THOUSANDS MISSING PRESUMED DEAD
Nasser and another southern hospital, al Aqsa in Deir al-Balah, reported 133 dead and 259 wounded between them in the past 24 hours, raising a toll that has exceeded 17,700, according to Gaza's Health Ministry, with many thousands more missing and presumed dead.
Footage obtained by Reuters inside another hospital in Deir al-Balah, the Jaffa hospital, showed extensive damage from a strike on a mosque next door. The obliterated ruins of the mosque could be seen through the blown-out windows.
"We believe the number of martyrs under the rubble might be greater than those received at hospitals," Ashraf al-Qidra, a spokesperson for the ministry in the Hamas-run enclave, told Reuters.
Medical workers in northern Gaza, where some of the heaviest fighting is taking place, accused Israel of targeting hospitals and ambulances.
An ambulance worker in Gaza City's Shejaiya district told Reuters crews were often unable to respond to calls from the wounded and said their teams came under Israeli fire, asking that his name not be printed for fear of reprisals.
Mohammed Salha, a manager at al-Awda hospital, said Israeli forces had besieged the hospital for days with tanks, shooting people trying to get in or out. They shot dead a woman in the street and a hospital worker standing at a window, he said.
The Health Ministry said Israeli forces had shot dead two medical staffers inside Kamal Adwan hospital, also in northern Gaza, on Saturday.
Jaffa Medical Hospital in Deir al-Balah, in the central Gaza Strip, said it had stopped operating on Friday due to extensive damage when Israel bombed a mosque nearby.
Northern Gaza families were posting messages on the internet pleading with emergency crews to venture into Gaza City.
A spokesperson for Israel's military did not immediately respond to a Reuters request for comment about the reports of shooting on ambulances and hospitals. The military has previously accused Hamas of hiding fighters in medical facilities.
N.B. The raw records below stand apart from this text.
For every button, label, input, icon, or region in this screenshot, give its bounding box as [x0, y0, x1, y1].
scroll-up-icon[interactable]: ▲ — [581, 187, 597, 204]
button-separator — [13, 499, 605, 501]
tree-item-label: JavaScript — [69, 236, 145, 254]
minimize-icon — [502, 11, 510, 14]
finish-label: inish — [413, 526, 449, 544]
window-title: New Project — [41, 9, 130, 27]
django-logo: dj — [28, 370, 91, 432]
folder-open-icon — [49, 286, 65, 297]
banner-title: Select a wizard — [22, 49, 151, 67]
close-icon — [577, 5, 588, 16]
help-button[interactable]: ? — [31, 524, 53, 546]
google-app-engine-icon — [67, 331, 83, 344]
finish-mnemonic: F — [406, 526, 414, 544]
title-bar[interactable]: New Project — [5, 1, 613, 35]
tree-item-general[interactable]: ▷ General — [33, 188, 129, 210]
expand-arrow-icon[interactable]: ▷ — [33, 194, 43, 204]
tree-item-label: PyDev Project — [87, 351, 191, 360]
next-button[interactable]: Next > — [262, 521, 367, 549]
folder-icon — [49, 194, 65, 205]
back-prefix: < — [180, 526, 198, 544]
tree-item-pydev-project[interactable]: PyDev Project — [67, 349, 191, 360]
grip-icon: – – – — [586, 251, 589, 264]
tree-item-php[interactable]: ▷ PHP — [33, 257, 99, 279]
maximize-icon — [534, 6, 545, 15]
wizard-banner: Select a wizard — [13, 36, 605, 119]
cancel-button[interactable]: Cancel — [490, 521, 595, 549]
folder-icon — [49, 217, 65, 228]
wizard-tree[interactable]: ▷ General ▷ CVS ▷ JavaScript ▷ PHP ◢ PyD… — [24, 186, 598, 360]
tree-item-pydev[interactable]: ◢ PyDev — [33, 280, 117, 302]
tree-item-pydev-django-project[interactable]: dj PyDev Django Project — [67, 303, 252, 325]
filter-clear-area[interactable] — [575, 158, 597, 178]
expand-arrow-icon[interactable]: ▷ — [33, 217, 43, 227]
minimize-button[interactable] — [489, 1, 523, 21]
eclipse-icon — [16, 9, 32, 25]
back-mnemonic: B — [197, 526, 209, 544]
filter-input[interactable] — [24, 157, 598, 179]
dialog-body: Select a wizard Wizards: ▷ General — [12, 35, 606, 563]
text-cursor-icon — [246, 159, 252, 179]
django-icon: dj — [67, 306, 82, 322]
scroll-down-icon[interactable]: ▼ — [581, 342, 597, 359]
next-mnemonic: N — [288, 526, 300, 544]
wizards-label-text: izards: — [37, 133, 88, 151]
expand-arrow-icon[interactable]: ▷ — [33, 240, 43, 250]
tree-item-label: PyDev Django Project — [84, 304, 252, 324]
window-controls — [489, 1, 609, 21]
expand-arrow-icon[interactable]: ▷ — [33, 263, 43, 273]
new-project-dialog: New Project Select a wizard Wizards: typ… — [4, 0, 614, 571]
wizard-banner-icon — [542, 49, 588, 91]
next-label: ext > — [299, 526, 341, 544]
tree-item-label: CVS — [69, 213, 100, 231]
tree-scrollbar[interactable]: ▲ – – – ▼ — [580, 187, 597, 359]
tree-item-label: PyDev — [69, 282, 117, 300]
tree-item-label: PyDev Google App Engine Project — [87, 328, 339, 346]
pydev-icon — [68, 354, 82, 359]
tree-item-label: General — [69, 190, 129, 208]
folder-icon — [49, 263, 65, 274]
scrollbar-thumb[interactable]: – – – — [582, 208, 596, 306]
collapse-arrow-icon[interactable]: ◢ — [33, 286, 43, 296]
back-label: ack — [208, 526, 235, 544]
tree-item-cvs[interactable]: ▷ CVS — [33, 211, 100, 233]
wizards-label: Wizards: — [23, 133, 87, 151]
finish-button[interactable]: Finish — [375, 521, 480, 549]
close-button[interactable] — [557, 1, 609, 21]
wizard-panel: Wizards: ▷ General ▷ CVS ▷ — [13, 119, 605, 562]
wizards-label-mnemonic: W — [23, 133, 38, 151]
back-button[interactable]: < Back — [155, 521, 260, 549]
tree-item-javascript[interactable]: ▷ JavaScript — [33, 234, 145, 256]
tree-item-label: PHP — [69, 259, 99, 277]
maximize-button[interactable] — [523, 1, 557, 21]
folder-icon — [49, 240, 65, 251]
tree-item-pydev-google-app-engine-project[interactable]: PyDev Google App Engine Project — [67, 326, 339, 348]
US VETO MAKES WASHINGTON 'COMPLICIT'
At the United Nations on Friday, Washington used its veto to reject a vote by 13 of the Security Council's 15 members backing a resolution calling for an immediate humanitarian ceasefire. Britain abstained.
Israel launched its campaign to annihilate Gaza's Hamas rulers after their fighters burst into Israeli towns on Oct 7, killing 1,200 people and capturing 240 hostages, according to Israeli tallies.
Israeli forces say they are limiting civilian casualties by providing maps showing areas that are safe, and blame Hamas for harming civilians by hiding among them, which the fighters deny. Palestinians say the campaign has turned into a scorched-earth war of vengeance against the entire population of an enclave as densely-populated as London.
Washington has said it told Israel to do more to fulfill promises it made protect civilians in the next phase of the war. But Washington still backs Israel's position that a ceasefire would benefit Hamas.
"We do not support this resolution's call for an unsustainable ceasefire that will only plant the seeds for the next war," Deputy US Ambassador to the UN Robert Wood told the Security Council before exercising Washington's veto.
Ezzat El-Reshiq, a member of Hamas' political bureau, condemned the US veto as "inhumane". Mahmoud Abbas, president of the Palestinian Authority which lost control of Gaza to Hamas in 2007, said the veto made the United States complicit in Israeli war crimes.
Mark Regev, an adviser to Israeli Prime Minister Benjamin Netanyahu, said on Fox News on Saturday that a ceasefire would leave Hamas in charge.
"That just takes us back to October 6," he said, adding the group needed to be finished "once and for all".